The pair left Plains again, first for the governor’s mansion and then the White House. Ahead of each election, Rosalynn campaigned tirelessly for her husband, extolling to voters his virtue and experience.
After her husband won the presidency, Rosalynn Carter modernized the role of the first lady. She was the first to sit in on Cabinet meetings, hire a full staff and set up an office in the East Wing. Much more than a sounding board for the president, she was a trusted adviser and emissary who met one-on-one with foreign leaders in Latin America to propel the cause for human rights.
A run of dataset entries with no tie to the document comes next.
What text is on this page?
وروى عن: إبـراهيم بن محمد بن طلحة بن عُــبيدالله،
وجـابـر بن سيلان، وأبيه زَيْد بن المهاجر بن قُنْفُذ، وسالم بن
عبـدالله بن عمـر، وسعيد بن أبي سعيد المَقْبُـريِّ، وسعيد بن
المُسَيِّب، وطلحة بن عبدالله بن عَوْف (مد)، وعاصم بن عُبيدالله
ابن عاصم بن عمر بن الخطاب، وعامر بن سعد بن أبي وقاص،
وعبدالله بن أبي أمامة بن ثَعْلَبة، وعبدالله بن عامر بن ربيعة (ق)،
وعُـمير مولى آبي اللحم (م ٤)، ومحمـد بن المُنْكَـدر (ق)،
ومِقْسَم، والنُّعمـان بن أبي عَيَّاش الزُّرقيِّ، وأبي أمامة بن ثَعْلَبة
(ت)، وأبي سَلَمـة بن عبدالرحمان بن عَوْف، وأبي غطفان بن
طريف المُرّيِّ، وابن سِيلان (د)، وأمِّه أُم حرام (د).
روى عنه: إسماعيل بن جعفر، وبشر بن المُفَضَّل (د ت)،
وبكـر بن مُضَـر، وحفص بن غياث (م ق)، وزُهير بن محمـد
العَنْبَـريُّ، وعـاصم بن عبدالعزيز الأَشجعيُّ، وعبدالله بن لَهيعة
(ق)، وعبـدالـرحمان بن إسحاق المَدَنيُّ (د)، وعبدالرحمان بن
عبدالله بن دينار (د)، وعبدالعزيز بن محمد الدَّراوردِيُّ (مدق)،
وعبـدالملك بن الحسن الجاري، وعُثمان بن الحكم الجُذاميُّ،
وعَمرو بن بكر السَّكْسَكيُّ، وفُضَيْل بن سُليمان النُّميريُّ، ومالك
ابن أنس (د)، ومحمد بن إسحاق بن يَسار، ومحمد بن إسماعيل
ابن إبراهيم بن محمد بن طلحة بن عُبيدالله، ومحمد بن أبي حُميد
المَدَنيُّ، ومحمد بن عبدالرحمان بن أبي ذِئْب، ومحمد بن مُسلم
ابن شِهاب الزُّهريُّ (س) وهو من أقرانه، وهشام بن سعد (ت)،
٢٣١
Among journalists in Washington, she was called “steel magnolia” – a reference to her affable demeanor, exemplified by her Southern accent and warm smile, as well as the resolution and rigor that helped propel her husband from the peanut farm to the White House.
After losing the election in 1980, the Carter’s returned to Plains and settled back in their modest ranch, where they kept up the pace of their work, using their political cachet to make progress on issues that most mattered to them.
They founded the Carter Center in 1982, and through its many programs, the nonprofit has improved democratic elections across the globe, nearly eradicated guinea worm and continued fighting the stigma and discrimination against people with mental illnesses – a cause for which Rosalynn Carter has been a prolific activist since her husband ran for governor.
The people of Plains often saw the couple out together riding bikes, walking along Main Street and dining at local eateries. They were a constant presence at Maranatha Baptist Church, where the former president taught Sunday school since the early 1980s.
But as their health declined in recent years, sightings of the longest-married couple in presidential history became infrequent.
For many Plains natives, the last time they saw Rosalynn and Jimmy Carter was at last year’s peanut festival when the couple made a surprise appearance. From the backseat of a passing car, the couple waved at crowds gathered along Main Street – a block-long strip of businesses serving as Plain's downtown.
“I ran outside when I heard they were there,” said Young, the trophy shop owner. “It had been so long. ... We were very excited to see them.”
In February, the Carter Center announced the former president entered hospice care at home. In May, it was made public that Rosalynn Carter had dementia.
After the death of his wife, the former president wrote in a statement, "Rosalynn was my equal partner in everything I ever accomplished. ... As long as Rosalynn was in the world, I always knew somebody loved and supported me.”
Williams, who worked on the presidential campaign and is a close friend of the Carter family, said that since Rosalynn Carter's death, she has been thinking about the song Jimmy Carter most often requested at church: “When We All Get to Heaven.”
“Rosalynn will be waiting for him,” Williams said. “And while I’m around, I’ll try to be ‘a little Mrs. Rosalynn’ and do lots of good things for other people ... because that’s what she did.”